Hubbell missed two mighty swings, then lifted a puny fly to Pepper Martin in short right-center, a pop that fell only a few yards back of the clay infield. Whitehead, rushing in from third after the catch, found himself blocked off the plate by burly Spud Davis and slithered past the scoring station without touching it. But Burgess twisted and squirmed and somehow managed to reach past Davis’ blocking legs and touch the plate an instant before the catcher grabbed the ball.
Any long skein of victories is bound to be marked by controversies, and this one was no exception. There was, for instance, the famous “balk” incident of May 19, 1937, when Carl was seeking win No. 22. The Giants and the Cards were again fighting it out, this time for second place, when they met in St. Louis.
Trailing by one run in the top of the sixth, Whitehead led off with a single and Hubbell sacrificed him to second. While pitching to Dick Bartell, Dizzy Dean half turned toward second base and then, without halting his motion, fired to the plate. Bartell lifted an easy fly to left for what should have been the second out, but Umpire Barr ruled out the play and called a balk on Dean for failing to pause a full second in his delivery.
Whitehead was motioned to third and, after the ensuing argument had subsided, Bartell, batting again, sent a line drive to right-center which Martin dropped. There followed a couple of base hits and the resultant three runs sewed up the game.
Dizzy was so upset at the turn of events he took to throwing “knockdown” pitches at any one who dared show up at the plate with a bat in his hands. The Giants soon tired of this foolish game and presently Jimmy Ripple challenged Jerome, the challenge was accepted, and both teams tangled in one of those free-for-ails that enliven every season.

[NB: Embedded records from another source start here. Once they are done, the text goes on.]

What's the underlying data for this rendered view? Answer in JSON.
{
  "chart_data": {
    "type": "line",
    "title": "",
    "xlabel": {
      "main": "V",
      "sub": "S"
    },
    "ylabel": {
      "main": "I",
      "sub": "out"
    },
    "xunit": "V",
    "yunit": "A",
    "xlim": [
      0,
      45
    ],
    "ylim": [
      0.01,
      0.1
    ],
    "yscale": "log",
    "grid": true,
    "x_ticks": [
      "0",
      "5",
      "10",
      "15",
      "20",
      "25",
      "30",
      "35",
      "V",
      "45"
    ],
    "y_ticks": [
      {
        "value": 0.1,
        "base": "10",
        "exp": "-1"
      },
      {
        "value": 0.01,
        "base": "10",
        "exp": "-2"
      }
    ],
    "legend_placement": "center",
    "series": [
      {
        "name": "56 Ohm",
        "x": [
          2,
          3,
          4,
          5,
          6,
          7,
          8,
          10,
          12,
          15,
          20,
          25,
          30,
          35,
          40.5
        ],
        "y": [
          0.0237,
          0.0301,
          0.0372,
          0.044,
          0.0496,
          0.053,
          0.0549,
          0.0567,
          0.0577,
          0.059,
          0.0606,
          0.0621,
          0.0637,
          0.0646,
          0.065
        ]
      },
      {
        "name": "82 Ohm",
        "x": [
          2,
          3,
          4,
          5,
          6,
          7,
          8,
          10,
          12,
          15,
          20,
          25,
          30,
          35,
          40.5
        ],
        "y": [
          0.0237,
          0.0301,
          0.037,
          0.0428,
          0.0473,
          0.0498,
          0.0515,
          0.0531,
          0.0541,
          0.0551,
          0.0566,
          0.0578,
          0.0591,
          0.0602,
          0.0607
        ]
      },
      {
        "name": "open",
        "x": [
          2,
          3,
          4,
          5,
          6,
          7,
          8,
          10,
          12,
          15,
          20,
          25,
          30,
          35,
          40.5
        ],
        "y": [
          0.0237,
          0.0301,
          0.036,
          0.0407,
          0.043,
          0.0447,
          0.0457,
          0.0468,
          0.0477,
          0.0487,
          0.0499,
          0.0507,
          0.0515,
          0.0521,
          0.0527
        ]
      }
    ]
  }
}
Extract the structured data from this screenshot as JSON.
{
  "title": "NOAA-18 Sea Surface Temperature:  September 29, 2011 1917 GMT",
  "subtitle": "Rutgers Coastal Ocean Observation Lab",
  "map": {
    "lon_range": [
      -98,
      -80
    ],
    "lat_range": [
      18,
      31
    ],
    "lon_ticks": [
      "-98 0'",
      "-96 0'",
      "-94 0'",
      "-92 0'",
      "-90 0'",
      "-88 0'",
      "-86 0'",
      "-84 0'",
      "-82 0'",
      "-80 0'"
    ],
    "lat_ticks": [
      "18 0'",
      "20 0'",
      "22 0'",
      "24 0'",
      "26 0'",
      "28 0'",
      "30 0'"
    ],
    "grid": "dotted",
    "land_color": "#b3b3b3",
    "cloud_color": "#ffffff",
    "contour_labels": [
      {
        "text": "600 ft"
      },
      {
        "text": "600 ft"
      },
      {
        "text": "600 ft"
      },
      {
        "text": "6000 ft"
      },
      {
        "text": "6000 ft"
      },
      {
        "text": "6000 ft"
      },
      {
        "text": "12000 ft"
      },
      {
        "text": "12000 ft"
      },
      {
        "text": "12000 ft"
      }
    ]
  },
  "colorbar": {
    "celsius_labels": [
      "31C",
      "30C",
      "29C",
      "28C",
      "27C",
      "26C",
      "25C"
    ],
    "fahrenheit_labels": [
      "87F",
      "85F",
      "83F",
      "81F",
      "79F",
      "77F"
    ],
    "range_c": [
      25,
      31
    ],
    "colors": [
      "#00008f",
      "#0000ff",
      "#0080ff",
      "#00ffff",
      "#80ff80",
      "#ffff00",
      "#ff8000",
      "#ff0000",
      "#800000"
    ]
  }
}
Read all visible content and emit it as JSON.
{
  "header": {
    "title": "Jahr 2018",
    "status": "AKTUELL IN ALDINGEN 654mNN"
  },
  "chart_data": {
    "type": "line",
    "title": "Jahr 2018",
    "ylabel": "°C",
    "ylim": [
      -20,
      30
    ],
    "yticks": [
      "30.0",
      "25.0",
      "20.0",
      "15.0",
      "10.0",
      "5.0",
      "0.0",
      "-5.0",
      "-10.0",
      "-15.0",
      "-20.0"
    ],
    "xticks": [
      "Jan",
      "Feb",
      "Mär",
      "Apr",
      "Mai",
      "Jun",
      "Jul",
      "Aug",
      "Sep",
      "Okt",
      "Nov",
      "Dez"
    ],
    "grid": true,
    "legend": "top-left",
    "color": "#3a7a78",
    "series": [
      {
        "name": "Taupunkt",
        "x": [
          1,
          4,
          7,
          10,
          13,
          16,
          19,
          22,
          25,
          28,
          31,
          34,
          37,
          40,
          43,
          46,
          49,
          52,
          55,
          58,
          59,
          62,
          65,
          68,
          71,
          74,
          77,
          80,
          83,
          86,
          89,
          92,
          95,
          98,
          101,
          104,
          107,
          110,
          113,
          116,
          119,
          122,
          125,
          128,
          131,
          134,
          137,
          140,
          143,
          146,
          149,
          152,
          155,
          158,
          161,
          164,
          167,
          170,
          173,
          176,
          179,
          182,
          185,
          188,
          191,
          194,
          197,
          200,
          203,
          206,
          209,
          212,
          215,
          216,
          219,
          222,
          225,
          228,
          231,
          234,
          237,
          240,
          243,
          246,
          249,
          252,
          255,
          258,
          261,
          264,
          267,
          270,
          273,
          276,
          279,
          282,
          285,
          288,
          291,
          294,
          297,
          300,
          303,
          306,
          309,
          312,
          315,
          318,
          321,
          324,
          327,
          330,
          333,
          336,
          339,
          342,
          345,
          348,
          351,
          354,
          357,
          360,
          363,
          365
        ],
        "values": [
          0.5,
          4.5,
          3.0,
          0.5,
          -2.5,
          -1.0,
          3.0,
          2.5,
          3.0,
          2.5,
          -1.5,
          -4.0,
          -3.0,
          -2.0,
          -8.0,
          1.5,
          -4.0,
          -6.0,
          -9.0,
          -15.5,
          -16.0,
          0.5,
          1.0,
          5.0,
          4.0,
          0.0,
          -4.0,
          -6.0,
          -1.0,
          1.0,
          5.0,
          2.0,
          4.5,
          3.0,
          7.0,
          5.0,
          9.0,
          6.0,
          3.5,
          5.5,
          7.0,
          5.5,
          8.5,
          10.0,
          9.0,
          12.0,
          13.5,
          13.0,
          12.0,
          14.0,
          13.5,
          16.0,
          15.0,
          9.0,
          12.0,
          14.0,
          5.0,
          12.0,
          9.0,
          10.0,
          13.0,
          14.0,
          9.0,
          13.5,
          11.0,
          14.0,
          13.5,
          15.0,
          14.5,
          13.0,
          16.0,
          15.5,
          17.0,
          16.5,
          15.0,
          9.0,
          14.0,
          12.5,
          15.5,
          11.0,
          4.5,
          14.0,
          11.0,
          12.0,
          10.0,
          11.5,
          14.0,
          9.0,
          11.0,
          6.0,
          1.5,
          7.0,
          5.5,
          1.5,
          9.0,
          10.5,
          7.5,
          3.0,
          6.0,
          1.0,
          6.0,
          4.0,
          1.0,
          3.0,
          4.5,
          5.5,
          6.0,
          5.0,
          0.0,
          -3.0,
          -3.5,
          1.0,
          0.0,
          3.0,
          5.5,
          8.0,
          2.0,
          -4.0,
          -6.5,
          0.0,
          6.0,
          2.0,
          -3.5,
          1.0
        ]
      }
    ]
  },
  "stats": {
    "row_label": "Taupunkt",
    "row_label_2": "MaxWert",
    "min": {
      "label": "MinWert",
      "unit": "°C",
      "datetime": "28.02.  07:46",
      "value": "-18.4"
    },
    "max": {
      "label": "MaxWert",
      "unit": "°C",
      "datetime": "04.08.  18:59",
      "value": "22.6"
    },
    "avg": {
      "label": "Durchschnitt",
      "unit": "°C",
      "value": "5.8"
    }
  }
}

National League President Ford Frick slapped $50 fines on both Dean and Ripple and threw in a sharp reprimand for the pitcher, pointing out that every one had been warned in advance that the balk rule would be strictly enforced and, further, that Dean had already committed two balks in the game in question, each time being warned by the umpire.
Unabashed, Dizzy, loose-tongued as Memnon, counter-attacked by offering $1,000 to anybody who would print what he thought of his league president. Further, he shouted, he would not — positively not – appear in the All-Star game that year. If Dean had lived up to that threat he would have done himself a tremendous favor. It was in that All-Star game that Earl Averill stroked a line drive that broke Dizzy’s toe. As every one knows, Dean, rushing back into action before the toe mended, altered his pitching style to favor the injury and irreparably damaged his arm.
Brooklyn, the team that always gave Carl the most trouble, finally brought him down. On May 31st, before the second largest crowd in Polo Grounds history up to that time, the Dodgers combed him for 7 hits in the opening game of a doubleheader. They also drew 3 walks in the 3.1 innings he was on the mound. When he trudged down the center of the field in the middle of the fourth frame he was trailing 5-2. The final count was 10-3.
Between games of that twinbill there was a little ceremony. Hubbell was awarded the National League’s Most Valuable Player Award for the 1936 season. The fat man who handed that award to him was none other than Babe Ruth.